Benefit Britain 1949: Episode 2

This episode left me in tears. I had been very naive to think that immigrants in the 1940’s would have been treated as they are today. The episode certainly revealed some home truths to how well we treat all races in today’s society.

Migrant, Patson, from Zimbabwe, came to England to save himself from a life of torture back home. He told how he had been abused and lost friends due to abuse in his country. However, his life in 1949 would have been very difficult. He was left homeless after the Welfare Office told him that only people born in Britain were allowed a home. He was told he should be grateful that he had been given £7.40 for a week, and a job.

The welfare office sent him to a hostel, which in 1949 only allowed 10% of its rooms to house migrants. All the beds had been taken and he was forced to sleep on the streets. At this point, tears were streaming down my face, of course I knew racism existed both then and now, but I never thought there could be such strong, institutionalised racism.

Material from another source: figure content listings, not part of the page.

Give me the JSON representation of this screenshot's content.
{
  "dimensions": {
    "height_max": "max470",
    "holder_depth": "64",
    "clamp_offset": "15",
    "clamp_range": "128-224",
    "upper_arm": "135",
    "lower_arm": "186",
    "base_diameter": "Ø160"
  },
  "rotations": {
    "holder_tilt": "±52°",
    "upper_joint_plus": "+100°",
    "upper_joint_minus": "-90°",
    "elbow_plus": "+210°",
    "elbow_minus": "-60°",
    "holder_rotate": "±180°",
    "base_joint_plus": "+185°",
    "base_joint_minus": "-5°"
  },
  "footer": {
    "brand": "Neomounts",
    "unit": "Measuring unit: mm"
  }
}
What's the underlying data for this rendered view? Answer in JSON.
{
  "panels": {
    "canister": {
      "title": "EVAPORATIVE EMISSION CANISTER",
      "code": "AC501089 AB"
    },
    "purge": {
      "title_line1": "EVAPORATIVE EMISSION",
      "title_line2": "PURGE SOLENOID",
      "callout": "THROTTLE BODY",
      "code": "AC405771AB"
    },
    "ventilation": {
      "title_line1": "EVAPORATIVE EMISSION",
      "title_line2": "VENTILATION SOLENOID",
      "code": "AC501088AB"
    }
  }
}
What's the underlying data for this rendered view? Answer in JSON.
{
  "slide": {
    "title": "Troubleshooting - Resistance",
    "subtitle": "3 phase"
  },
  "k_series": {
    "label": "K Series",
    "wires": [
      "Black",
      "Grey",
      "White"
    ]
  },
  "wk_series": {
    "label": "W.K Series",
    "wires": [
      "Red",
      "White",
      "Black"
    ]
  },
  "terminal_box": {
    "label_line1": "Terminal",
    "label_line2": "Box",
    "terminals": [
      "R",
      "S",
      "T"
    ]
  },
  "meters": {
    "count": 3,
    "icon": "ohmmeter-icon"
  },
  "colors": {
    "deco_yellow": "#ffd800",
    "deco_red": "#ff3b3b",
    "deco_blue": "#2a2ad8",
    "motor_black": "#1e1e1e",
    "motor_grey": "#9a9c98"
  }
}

Other victims of 1949’s benefits system, were single-parents. 25-year-old Nichola had two young children, and in 2013 she was top of the governments priority. In 1949 single-parent mothers were shunted because sex before marriage was considered sinful. Therefore, she was evicted from her council flat and was put into emergency accommodation. Later, it was suggested that her children went into care, and she got herself a job. She said: “Then being proposed for them to go into care, that broke me.” She was considered a ‘charity’ case and forced to live with a vicar and his family in the local vicarage. Nichola said that women were treated badly in 1949, for having children and trying to provide for them. She said: “It shocked me to be told that I don’t deserve a council place because I’m not with the father of my children.”

It was not all doom and gloom though, Matt and Heidi, lived in an untidy and dirty three-bed council house. In 1949 they were on the”unsatisfactory” list for council house tenants. Heidi was disgusted that people could judge her and her home and said there was nowhere to put the mess away. In 1949 rehabilitation officers came in and helped them sort out their home. Friends and neighbours came together to support the couple and their children. Matt and Heidi were shocked at how much 1949 welfare officers supported families. the sense of togetherness helped them get their home back on track. Speaking about the process, Heidi said: “Benefits have just kept going up, and while that’s nice to have money in the back of your pocket, for me its not encouraged me to go out and work. its made me feel like a scrounger.” Heidi said that suitability was more important and that Nichola and Patson were more worthy than her.

Perhaps, this programme taught us that single parents and immigrants need support more than two parent families, where one member of the family could be earning. It is debatable that the 1949 system would have worked in today’s society, but it is necessary to change the benefits system to help those in greater need, rather than helping and providing for everyone.